For more on the Life issue, click HERE.
How she became pro-life on a liberal campus
Lauren Galvan decided to keep an open mind about the abortion issue when she started her freshman year at Brown University in 2012.
It was during a biology class at Brown when Galvan came to the conclusion that unborn babies are human beings who deserve the same right to life that other humans do.
She wrote:
“Ironically, coming to Brown, arguably the most liberal school in the Ivy League, was the first step in my conversion to the pro-life cause. After taking “Vertebrate Embryology” the spring semester of my freshman year, I profoundly changed my disposition on human personhood, and I became firmly pro-life.”
“The scientific reality of fetal development first catalyzed this resolution. In every embryology textbook, I found — as you will find — irrefutable evidence that an individual human life begins at conception. At that point, a living organism with unique human DNA is created. This is simply a scientific fact, and no amount of arguing from pro-choicers can make it untrue. What they mean to say is that this fertilized embryo, though human and alive, is not yet a person and therefore not protected under the category of human rights.”
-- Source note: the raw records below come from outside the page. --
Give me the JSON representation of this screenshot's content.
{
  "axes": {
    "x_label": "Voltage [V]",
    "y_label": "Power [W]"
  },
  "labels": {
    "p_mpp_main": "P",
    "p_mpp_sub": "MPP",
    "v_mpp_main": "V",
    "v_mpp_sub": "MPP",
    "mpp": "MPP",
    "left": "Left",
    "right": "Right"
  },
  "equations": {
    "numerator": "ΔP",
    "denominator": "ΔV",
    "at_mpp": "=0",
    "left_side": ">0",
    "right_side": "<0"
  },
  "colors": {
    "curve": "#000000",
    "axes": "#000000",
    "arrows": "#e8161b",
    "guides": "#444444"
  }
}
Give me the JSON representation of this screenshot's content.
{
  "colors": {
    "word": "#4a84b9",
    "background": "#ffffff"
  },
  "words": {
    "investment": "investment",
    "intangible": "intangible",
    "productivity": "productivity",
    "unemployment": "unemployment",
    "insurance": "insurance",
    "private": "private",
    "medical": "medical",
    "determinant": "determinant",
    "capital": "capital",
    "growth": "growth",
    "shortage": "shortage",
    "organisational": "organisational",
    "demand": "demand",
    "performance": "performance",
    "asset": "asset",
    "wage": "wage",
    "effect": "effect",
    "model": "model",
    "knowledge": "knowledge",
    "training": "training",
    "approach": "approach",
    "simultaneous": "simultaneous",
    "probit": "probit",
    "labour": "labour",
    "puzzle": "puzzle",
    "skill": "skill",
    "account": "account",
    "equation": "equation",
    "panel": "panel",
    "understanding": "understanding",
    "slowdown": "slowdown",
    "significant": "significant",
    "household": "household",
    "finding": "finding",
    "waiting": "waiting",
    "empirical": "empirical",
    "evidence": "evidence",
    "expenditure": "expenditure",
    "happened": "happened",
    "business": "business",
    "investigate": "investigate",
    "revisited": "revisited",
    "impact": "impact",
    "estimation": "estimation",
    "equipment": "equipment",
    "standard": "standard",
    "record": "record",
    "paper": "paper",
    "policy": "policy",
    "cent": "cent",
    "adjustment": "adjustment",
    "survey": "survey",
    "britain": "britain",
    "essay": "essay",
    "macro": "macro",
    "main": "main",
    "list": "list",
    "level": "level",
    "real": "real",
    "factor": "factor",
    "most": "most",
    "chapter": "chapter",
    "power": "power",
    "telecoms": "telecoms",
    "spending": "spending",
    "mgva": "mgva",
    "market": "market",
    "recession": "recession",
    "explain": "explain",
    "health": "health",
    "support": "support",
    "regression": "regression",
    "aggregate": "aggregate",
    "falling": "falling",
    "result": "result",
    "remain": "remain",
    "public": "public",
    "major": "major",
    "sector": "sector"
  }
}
Galvan then articulately explained the pro-life position in her column and pointed out the danger of allowing society to decide who is a “person” with rights and who isn’t. She brought up the human rights abuses of slavery and genocide, which supporters justified with claims that the targeted groups of people were not really people.
“Our right to life would not depend on others’ opinions of us, but rather on the simple and indisputable fact that we are all human and that each human life deserves protection under the law,” Galvan wrote. “This is the pro-life position in a nutshell.”
Motivated by her conclusions, Galvan went on to found the Students for Life at Brown club. She said she can’t even imagine identifying with the “pro-choice” label that she once did during her high school days.
“… for to say ‘I am pro-choice’ to other people is to tell them that I would have or could have supported their parents’ decisions to terminate their lives. To me, that is the absolute equivalent of telling someone that his or her life has neither meaning nor purpose,” Galvan continued. “All human life has value, and it’s time we start protecting it.”